Fuller Albright first proposed that tumors could inappropriately secrete hormones, thereby causing corresponding endocrine symptoms. In 1941, he discovered that hyperphosphatemia in kidney cancer was due to the secretion of PTH by the cancerous tissue. Later, Liddle (1969) introduced the term "ectopic hormone syndrome" to describe the endocrine symptoms caused by tumors. However, the term "ectopic" is actually quite inappropriate, because the hormones secreted by tumor cells are also secreted in small amounts by the same tissue under normal conditions. For example, when lung tissue cells, which normally secrete small amounts of ACTH, become cancerous, they produce more ACTH. True "ectopic secretion" is very rare, but this term has been widely accepted. On the other hand, some active substances secreted by tumors that cause endocrine symptoms do exhibit hormone-like effects but have no natural hormone counterparts (e.g., NSILA, discussed later). Therefore, such syndromes can more accurately be broadly referred to as "ectopic endocrine syndrome."

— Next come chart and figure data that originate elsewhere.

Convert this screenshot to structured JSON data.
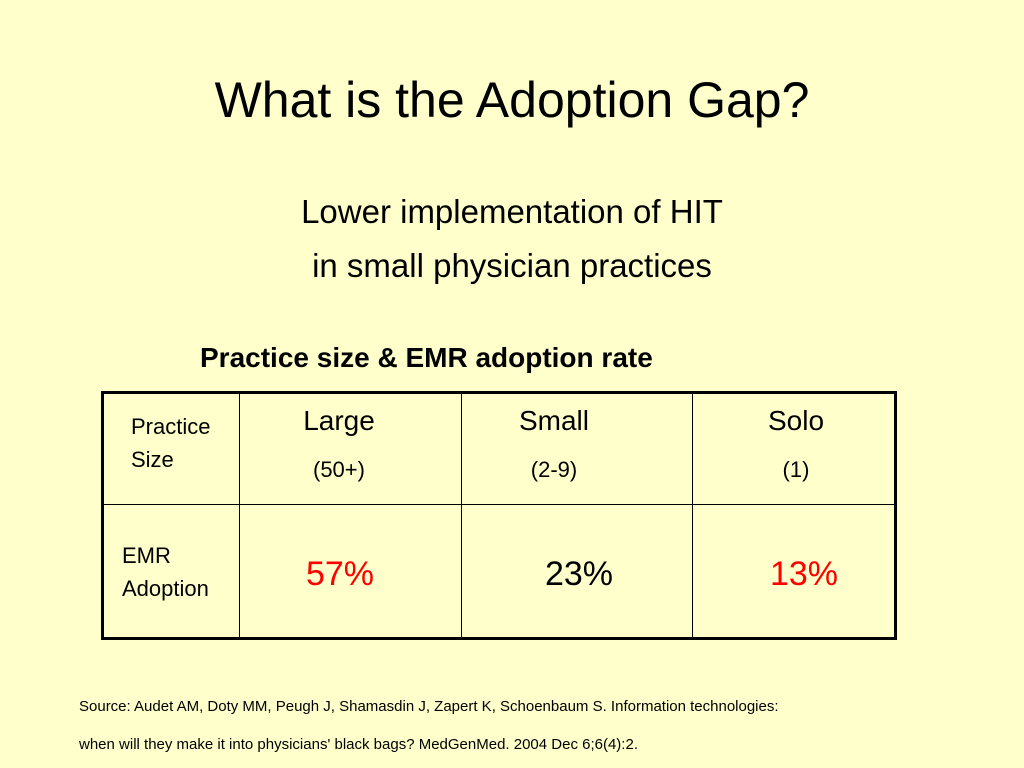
{
  "slide": {
    "title": "What is the Adoption Gap?",
    "subtitle_line1": "Lower implementation of HIT",
    "subtitle_line2": "in small physician practices",
    "table_caption": "Practice size & EMR adoption rate"
  },
  "table": {
    "row1_label_line1": "Practice",
    "row1_label_line2": "Size",
    "row2_label_line1": "EMR",
    "row2_label_line2": "Adoption",
    "columns": [
      {
        "name": "Large",
        "size": "(50+)",
        "adoption": "57%"
      },
      {
        "name": "Small",
        "size": "(2-9)",
        "adoption": "23%"
      },
      {
        "name": "Solo",
        "size": "(1)",
        "adoption": "13%"
      }
    ],
    "colors": {
      "highlight": "#FF0000",
      "normal": "#000000"
    }
  },
  "source": {
    "line1": "Source: Audet AM, Doty MM, Peugh J, Shamasdin J, Zapert K, Schoenbaum S. Information technologies:",
    "line2": "when will they make it into physicians' black bags? MedGenMed. 2004 Dec 6;6(4):2."
  }
}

Ectopic endocrine syndrome is commonly seen in elderly patients. The endocrine manifestations may appear in the early stages of the tumor or even precede tumor symptoms, making them potential early indicators of certain tumors. The peptide hormones or hormone-like substances can serve as serological markers. Endocrine manifestations may also occur in the advanced stages of tumors, necessitating attention during diagnosis or differential diagnosis.

bubble_chart Etiology

The pathogenesis of this syndrome has not been fully elucidated, and the following hypotheses currently exist.

1. Loss or translocation of suppressor genes: In normal cells, DNA coding is regulated by suppressor genes, with only relevant DNA being normally activated to transcribe into mRNA and express normal gene products. However, when malignant cells form, suppressor genes may be lost or translocated during mutation, leading to the derepression of normally suppressed DNA coding and the expression of corresponding products (including hormones).
2. APUD cell theory: Tumors capable of secreting ectopic polypeptide hormones all originate from ectodermal neural crest stem cells. These cells possess the characteristic of amine and/or amine precursor uptake and decarboxylation (APUD), hence the name APUD cells. They inherently carry genes capable of expressing various peptide hormones and biologically active amines, but under normal conditions, these are present in minimal amounts, with the corresponding genes in a suppressed state. These non-endocrine cells can secrete trace amounts of hormones under normal conditions, which can be regarded as remnants of the autocrine or paracrine signaling systems of lower organisms. With biological evolution, endocrine glands have differentiated into distinct tissues with corresponding regulatory systems. Non-endocrine cells have also lost their hormone-secreting functions during differentiation, with the relevant genes remaining suppressed. Once cancerous cells form, they may revert to primitive autocrine characteristics, producing large quantities of corresponding peptide or amine active substances.

bubble_chart Diagnosis

With the advancement of laboratory methods, it is now possible to diagnose cases that do not yet exhibit clinical symptoms of ectopic endocrine syndromes. The following diagnostic criteria are suitable for application in clinical or research work:

1. Tumor patients present with a syndrome of excessive hormone secretion or elevated hormone levels in plasma and/or urine, with levels proportional to the tumor's blood supply. Hormone concentrations in venous blood are significantly increased when measured from the tumor's supplying artery or venous blood.
2. The abnormally secreted hormones are not regulated by internal factors and cannot be suppressed by supraphysiological doses of exogenous hormones (non-suppressible).
3. Hyperfunction of the corresponding normal endocrine gland can be ruled out.
4. After anticancer treatment (tumor resection, radiotherapy, or chemotherapy), the related endocrine syndromes and hormone levels decrease. If the tumor recurs or metastasizes, the associated syndromes and abnormalities in generation and transformation may reappear.
5. The tumor tissue is confirmed to contain the hormone or its corresponding mRNA and can express it.